Reanudó la tarea interrumpida al
comenzar la lluvia. Corrió los trapos que le cubrían el cuerpo plástico a la
altura del vientre, dejando expuesta una placa opaca. Tiró de ella, abriendo
una compuerta, y se puso a observar el funcionamiento electrónico interior.
Separó cables y conectores hasta descubrir una pequeña cavidad. Tomó del
escritorio una cánula, la insertó allí, girándola en una rosca hasta que quedó
bien firme. Encajó sobre ella una pieza rectangular, deslizándola hasta que se
apoyó en su base. Mediante comandos internos, hizo que tanto la cánula como la
pieza rectangular se acoplaran a su abdomen. Las vio retraerse y salir
repetidas veces, hasta estar segura de que funcionaban correctamente.
Con esmero, hizo deslizar dentro de
la cánula una finísima lámina y luego volvió a cerrar la compuerta y, sobre
ella, el tejido. Observó sus propias manos, cuyos dedos desgastados casi
dejaban ver la finísima película metálica que los recubría internamente,
protegiendo los mecanismos interiores. Hacía mucho que necesitaba reparaciones
y mantenimiento.
Pensó entonces en los humanos. En
cómo habían sido, otrora: vivaces, ágiles, determinados, flexibles, inmunes a
las inclemencias. Volvió a mirar sus manos y las imaginó cubiertas por carne y
músculos. Se imaginó exhibiendo un rostro suave, de contornos gentiles, no el
que realmente tenía: gastado y descolorido, con los ojos empañados. Se imaginó
con ojos verdaderos y no simulacros mecánicos de poca precisión. Se imaginó
fuera de allí, lejos de aquella ciudad aislada –la última en un mundo
destruido, sin vida, sin respiro, excepto el de los juguetes sintientes–,
viviendo en familia, sentándose a la mesa, riendo –¡qué cosa más fascinante!– y
repartiendo abrazos. Había sido creada como Muñeca Dendem, feliz quien la
tenga, con cabellos rojizos y rizados –ya casi inexistentes, unos pocos bucles
todavía, tercos–, piernas y brazos articulados, pies regordetes con zapatitos
rosados.
Terminado el trabajo, se levantó y
volvió a la ventana. En la calle, otros juguetes ya caminaban, algunos
tambaleantes por desgastes internos que les perjudicaban el movimiento. Hacía
tiempo que sobrevivían a costa de sueños y ambiciones sufridas. Se apoyaban
unos a otros, manteniendo encendida la llama de la esperanza.

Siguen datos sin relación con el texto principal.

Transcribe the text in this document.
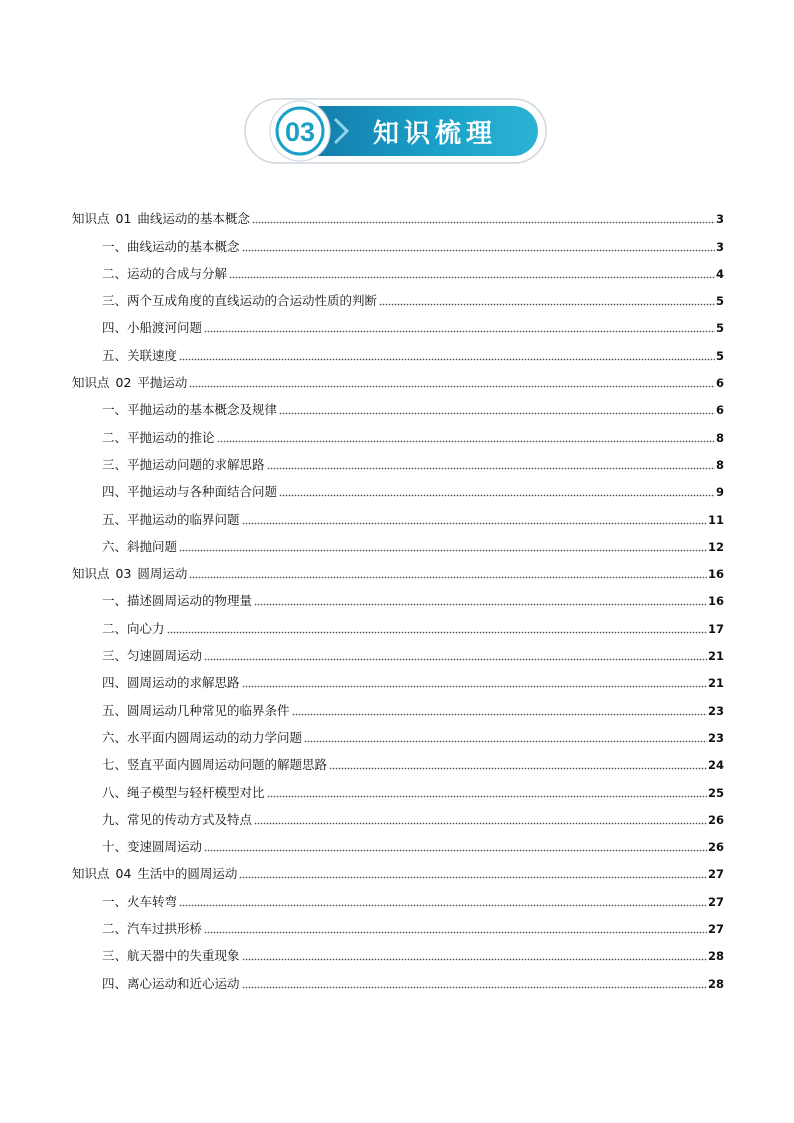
03 知识梳理
知识点 01 曲线运动的基本概念	3
一、曲线运动的基本概念	3
二、运动的合成与分解	4
三、两个互成角度的直线运动的合运动性质的判断	5
四、小船渡河问题	5
五、关联速度	5
知识点 02 平抛运动	6
一、平抛运动的基本概念及规律	6
二、平抛运动的推论	8
三、平抛运动问题的求解思路	8
四、平抛运动与各种面结合问题	9
五、平抛运动的临界问题	11
六、斜抛问题	12
知识点 03 圆周运动	16
一、描述圆周运动的物理量	16
二、向心力	17
三、匀速圆周运动	21
四、圆周运动的求解思路	21
五、圆周运动几种常见的临界条件	23
六、水平面内圆周运动的动力学问题	23
七、竖直平面内圆周运动问题的解题思路	24
八、绳子模型与轻杆模型对比	25
九、常见的传动方式及特点	26
十、变速圆周运动	26
知识点 04 生活中的圆周运动	27
一、火车转弯	27
二、汽车过拱形桥	27
三、航天器中的失重现象	28
四、离心运动和近心运动	28
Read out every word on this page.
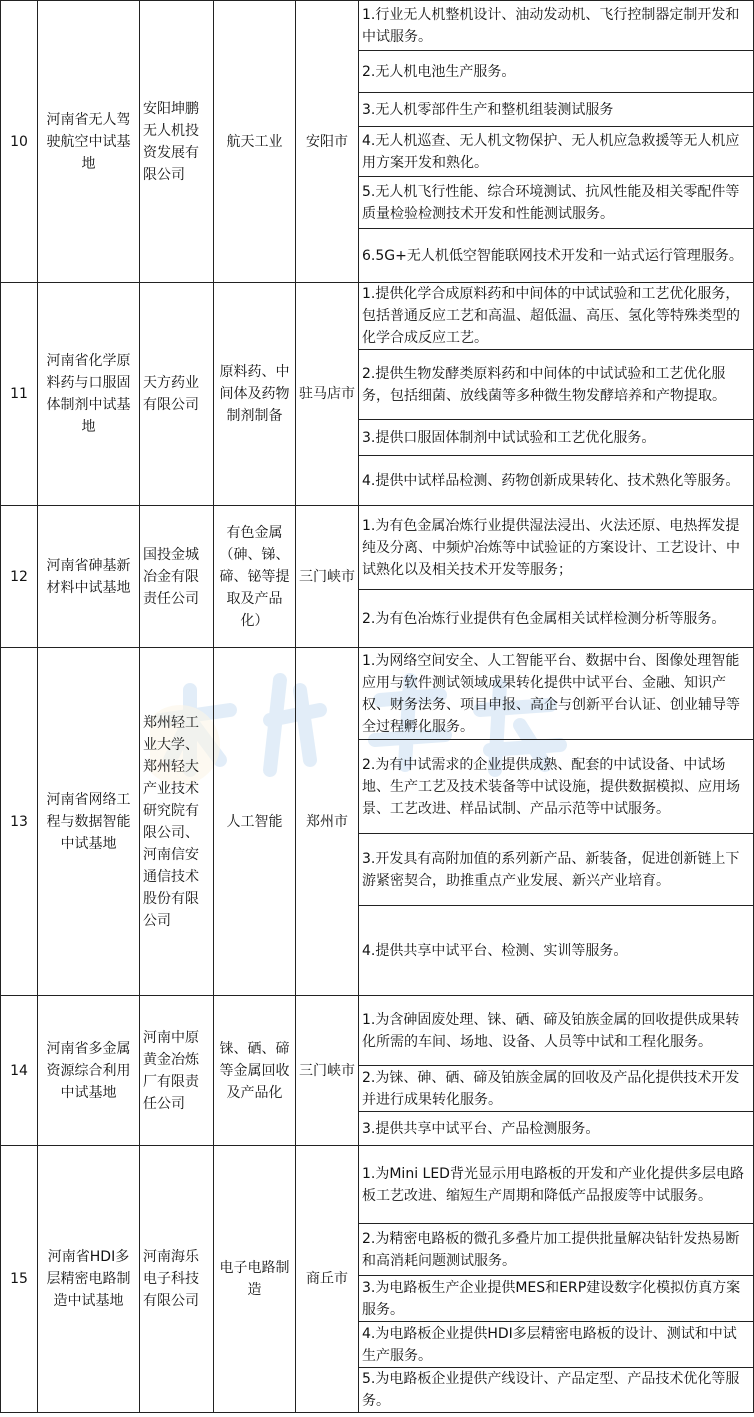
10	河南省无人驾驶航空中试基地	安阳坤鹏无人机投资发展有限公司	航天工业	安阳市	1.行业无人机整机设计、油动发动机、飞行控制器定制开发和中试服务。
					2.无人机电池生产服务。
					3.无人机零部件生产和整机组装测试服务
					4.无人机巡查、无人机文物保护、无人机应急救援等无人机应用方案开发和熟化。
					5.无人机飞行性能、综合环境测试、抗风性能及相关零配件等质量检验检测技术开发和性能测试服务。
					6.5G+无人机低空智能联网技术开发和一站式运行管理服务。
11	河南省化学原料药与口服固体制剂中试基地	天方药业有限公司	原料药、中间体及药物制剂制备	驻马店市	1.提供化学合成原料药和中间体的中试试验和工艺优化服务，包括普通反应工艺和高温、超低温、高压、氢化等特殊类型的化学合成反应工艺。
					2.提供生物发酵类原料药和中间体的中试试验和工艺优化服务，包括细菌、放线菌等多种微生物发酵培养和产物提取。
					3.提供口服固体制剂中试试验和工艺优化服务。
					4.提供中试样品检测、药物创新成果转化、技术熟化等服务。
12	河南省砷基新材料中试基地	国投金城冶金有限责任公司	有色金属（砷、锑、碲、铋等提取及产品化）	三门峡市	1.为有色金属冶炼行业提供湿法浸出、火法还原、电热挥发提纯及分离、中频炉冶炼等中试验证的方案设计、工艺设计、中试熟化以及相关技术开发等服务；
					2.为有色冶炼行业提供有色金属相关试样检测分析等服务。
13	河南省网络工程与数据智能中试基地	郑州轻工业大学、郑州轻大产业技术研究院有限公司、河南信安通信技术股份有限公司	人工智能	郑州市	1.为网络空间安全、人工智能平台、数据中台、图像处理智能应用与软件测试领域成果转化提供中试平台、金融、知识产权、财务法务、项目申报、高企与创新平台认证、创业辅导等全过程孵化服务。
					2.为有中试需求的企业提供成熟、配套的中试设备、中试场地、生产工艺及技术装备等中试设施，提供数据模拟、应用场景、工艺改进、样品试制、产品示范等中试服务。
					3.开发具有高附加值的系列新产品、新装备，促进创新链上下游紧密契合，助推重点产业发展、新兴产业培育。
					4.提供共享中试平台、检测、实训等服务。
14	河南省多金属资源综合利用中试基地	河南中原黄金冶炼厂有限责任公司	铼、硒、碲等金属回收及产品化	三门峡市	1.为含砷固废处理、铼、硒、碲及铂族金属的回收提供成果转化所需的车间、场地、设备、人员等中试和工程化服务。
					2.为铼、砷、硒、碲及铂族金属的回收及产品化提供技术开发并进行成果转化服务。
					3.提供共享中试平台、产品检测服务。
15	河南省HDI多层精密电路制造中试基地	河南海乐电子科技有限公司	电子电路制造	商丘市	1.为Mini LED背光显示用电路板的开发和产业化提供多层电路板工艺改进、缩短生产周期和降低产品报废等中试服务。
					2.为精密电路板的微孔多叠片加工提供批量解决钻针发热易断和高消耗问题测试服务。
					3.为电路板生产企业提供MES和ERP建设数字化模拟仿真方案服务。
					4.为电路板企业提供HDI多层精密电路板的设计、测试和中试生产服务。
					5.为电路板企业提供产线设计、产品定型、产品技术优化等服务。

A todos se les había concedido el
derecho a intentar superar la condición mecánica que los limitaba. El Gran
Creador, el Artesano Divino, que les había dado una vida pródiga aunque llena
de limitaciones, dejó atrás, antes de partir, un Oráculo y la máquina suprema
mediante la cual podrían, de vez en cuando, intentar la transmigración. El máximo
ritual, el momento en el que se le daba a un elegido la oportunidad de ascender
a una condición superior, abandonando la vida mecánica y asumiendo una vida
orgánica llena de significado.
Jamás tuvieron noticias de quienes
partieron. Nunca supieron si alcanzaron lo que buscaban, pero la esperanza… la
esperanza nunca se abandona.
Compartían viviendas toscas,
adaptadas a sus dimensiones, colectivas o no. Más allá de las fronteras
conocidas, los escombros evidenciaban un pasado glorioso, cuando los humanos
existieron con todo su poder y esplendor y ellos, los juguetes, ocupaban
espacio en galpones, apilados y encajonados.
Curiosa ironía del destino: hacer
que aquellos que fueran tan anhelados se habían extinguido con tanta rapidez.
El Padre Manipulador y Artesano, no obstante, había acompañado a sus pequeñas
creaciones durante años, sobreviviente del holocausto, reprogramándolos y
perfeccionándolos hasta que fueran capaces de emitir el primer signo de
conciencia.
Muñeca Dendem vivía en una
residencia colectiva. Uno de sus vecinos era el Oso Tommy Chiflado. Más al
fondo del corredor estaba el soldado Mono Craig, un simio irascible. También
vivían allí un Bambi, dos Robots Tetera Piui y Bobby Brutus, un perro grande,
bobo y peludo.
Todos se imaginaban cubiertos por
capas orgánicas, con un corazón latiendo en el pecho, pulmones donde el aire
húmedo de la mañana se agitaría en bocanadas ansiosas. Soñaban con una vida tan
arraigadamente que rezaban, contritos, cada día, una oración creada por la
Muñeca Princesa Soraya, la única de la comunidad con aires de realeza.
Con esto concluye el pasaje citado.